There’s also the question as to how these generic label changes will impact patient safety.
“The idea behind a ‘failure to warn’ lawsuit is that the failure to warn somehow caused the injury that occurred, and if you had been warned, you would've behaved differently to avoid the injury. Sometimes it's possible to behave differently. But sometimes it isn't, really, or the patient decides that it's worth the risk,” Sachs told us. “So if the generic company updates its label to reflect side effect X, and the patient gets side effect X, it's relatively unlikely that the patient can sue. But they've still been injured by the product. And given that few doctors and patients read the product labels, I'm not convinced that permitting generic companies to change their labels on their own will have any significant effect on prescription patterns or on patients' choice of medications. If that's true, we're in exactly the same situation we were before – lawsuits against generic companies will just be thrown out on different grounds going forward. Admittedly, under the new rule generic companies would now have an incentive to keep track of side effects and there may be some effect on some doctors and patients.”

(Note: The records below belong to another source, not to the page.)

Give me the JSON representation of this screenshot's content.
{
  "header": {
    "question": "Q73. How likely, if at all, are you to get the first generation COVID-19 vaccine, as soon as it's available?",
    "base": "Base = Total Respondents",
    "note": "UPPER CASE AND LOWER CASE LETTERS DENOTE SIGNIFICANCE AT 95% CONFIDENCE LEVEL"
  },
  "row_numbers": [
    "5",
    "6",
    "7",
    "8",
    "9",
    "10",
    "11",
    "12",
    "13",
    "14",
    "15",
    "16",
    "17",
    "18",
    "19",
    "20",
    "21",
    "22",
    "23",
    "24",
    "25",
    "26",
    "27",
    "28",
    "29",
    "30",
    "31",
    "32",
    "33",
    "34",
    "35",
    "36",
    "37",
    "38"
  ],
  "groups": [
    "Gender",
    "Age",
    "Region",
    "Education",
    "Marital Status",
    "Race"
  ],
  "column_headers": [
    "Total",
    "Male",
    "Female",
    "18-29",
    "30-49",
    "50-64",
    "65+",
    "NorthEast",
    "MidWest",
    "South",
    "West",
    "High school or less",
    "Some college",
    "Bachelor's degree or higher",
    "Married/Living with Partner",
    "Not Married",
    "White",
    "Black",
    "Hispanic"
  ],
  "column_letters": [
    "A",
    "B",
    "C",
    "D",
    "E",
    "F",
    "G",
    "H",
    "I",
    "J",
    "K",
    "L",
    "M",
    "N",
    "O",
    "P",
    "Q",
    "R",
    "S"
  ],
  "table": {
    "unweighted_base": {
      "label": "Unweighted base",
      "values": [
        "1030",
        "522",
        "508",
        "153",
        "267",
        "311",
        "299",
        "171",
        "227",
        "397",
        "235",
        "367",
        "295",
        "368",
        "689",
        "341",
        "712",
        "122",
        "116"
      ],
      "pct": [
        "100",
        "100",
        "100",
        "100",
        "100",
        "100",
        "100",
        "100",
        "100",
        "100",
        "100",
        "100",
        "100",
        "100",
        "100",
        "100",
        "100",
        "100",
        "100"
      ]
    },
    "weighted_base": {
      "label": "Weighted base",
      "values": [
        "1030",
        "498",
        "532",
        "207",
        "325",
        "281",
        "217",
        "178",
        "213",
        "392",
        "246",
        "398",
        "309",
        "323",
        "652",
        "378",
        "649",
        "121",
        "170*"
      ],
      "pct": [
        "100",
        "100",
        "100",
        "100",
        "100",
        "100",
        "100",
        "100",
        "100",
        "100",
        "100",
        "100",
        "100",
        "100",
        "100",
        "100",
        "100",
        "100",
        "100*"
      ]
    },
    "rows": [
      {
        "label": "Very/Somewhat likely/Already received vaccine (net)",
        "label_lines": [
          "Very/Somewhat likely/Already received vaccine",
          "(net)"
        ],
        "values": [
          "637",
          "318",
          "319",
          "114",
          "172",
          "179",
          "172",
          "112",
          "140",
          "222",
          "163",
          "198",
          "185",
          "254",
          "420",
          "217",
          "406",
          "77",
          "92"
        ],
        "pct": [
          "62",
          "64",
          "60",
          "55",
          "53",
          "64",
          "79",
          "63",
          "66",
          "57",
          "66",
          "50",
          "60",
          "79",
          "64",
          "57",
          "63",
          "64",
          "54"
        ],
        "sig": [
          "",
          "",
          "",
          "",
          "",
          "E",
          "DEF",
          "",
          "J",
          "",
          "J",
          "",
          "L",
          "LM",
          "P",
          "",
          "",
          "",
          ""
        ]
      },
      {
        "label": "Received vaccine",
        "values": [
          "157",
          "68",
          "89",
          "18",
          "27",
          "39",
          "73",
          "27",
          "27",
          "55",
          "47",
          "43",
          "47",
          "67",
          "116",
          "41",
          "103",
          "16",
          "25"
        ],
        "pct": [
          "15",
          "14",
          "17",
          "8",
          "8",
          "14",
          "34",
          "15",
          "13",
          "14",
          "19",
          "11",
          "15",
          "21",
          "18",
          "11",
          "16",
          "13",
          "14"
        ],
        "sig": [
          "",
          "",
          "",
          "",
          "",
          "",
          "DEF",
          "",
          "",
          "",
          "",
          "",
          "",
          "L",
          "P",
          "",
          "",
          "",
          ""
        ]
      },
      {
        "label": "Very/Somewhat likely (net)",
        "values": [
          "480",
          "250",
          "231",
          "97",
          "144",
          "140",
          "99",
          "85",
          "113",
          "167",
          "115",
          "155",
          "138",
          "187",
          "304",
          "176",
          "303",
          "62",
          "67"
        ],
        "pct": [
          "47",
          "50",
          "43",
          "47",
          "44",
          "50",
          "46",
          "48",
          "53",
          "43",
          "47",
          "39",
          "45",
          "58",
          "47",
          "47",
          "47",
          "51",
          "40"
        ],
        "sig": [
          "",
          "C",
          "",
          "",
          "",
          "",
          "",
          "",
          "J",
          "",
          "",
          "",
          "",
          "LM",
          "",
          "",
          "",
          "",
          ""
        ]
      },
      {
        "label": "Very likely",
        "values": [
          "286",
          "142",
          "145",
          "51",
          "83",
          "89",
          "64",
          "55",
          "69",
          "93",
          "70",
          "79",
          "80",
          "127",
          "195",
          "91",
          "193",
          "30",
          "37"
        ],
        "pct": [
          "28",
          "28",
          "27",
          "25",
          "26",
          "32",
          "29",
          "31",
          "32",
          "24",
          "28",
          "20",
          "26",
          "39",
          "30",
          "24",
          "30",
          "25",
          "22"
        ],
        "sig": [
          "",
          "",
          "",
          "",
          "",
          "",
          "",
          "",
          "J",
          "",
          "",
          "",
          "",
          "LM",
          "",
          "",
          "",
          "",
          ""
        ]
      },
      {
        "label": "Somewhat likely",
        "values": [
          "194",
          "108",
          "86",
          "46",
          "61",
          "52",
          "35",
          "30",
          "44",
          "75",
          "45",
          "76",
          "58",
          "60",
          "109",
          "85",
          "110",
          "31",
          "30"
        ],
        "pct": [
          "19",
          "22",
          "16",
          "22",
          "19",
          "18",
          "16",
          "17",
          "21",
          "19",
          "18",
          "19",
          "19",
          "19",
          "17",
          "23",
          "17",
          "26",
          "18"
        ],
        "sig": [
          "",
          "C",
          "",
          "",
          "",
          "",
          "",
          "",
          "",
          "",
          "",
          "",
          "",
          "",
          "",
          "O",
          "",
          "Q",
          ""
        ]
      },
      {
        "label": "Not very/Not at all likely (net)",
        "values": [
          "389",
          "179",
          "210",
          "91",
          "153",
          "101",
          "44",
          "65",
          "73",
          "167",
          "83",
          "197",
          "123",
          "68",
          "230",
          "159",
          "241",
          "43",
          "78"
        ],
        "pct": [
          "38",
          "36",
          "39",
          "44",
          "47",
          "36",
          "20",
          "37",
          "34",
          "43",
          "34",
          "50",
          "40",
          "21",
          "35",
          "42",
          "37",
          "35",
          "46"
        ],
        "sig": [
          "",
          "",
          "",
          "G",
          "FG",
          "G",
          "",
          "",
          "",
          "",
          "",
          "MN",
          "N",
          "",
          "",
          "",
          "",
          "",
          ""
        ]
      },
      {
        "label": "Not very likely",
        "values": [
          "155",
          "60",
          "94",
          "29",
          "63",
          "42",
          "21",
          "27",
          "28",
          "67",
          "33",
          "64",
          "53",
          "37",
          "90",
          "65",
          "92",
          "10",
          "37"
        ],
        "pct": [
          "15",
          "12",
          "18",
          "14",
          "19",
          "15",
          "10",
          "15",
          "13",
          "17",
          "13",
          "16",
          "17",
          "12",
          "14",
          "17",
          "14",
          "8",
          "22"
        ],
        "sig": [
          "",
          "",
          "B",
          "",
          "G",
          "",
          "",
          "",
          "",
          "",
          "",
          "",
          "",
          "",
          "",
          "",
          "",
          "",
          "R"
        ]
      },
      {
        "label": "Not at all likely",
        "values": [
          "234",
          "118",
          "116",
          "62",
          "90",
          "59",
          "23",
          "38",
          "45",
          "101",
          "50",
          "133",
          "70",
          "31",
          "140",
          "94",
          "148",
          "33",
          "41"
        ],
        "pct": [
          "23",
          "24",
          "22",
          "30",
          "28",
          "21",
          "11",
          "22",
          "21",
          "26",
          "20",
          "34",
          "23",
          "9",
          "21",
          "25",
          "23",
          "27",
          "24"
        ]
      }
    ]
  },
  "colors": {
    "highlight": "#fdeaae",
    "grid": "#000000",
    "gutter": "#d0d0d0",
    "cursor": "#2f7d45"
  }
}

And Public Citizen’s Carome told Focus that the tracking of such side effects is central issue for the finalization of this rule, particularly as the lifespan of drugs can last up to six or seven decades.
“This is a simple, common sense rule change that levels the playing field” between generic and brand-name drugmakers, Carome added, noting that brand-name drugmakers were the ones who initially came to FDA to request the ability to update their labels with new safety information.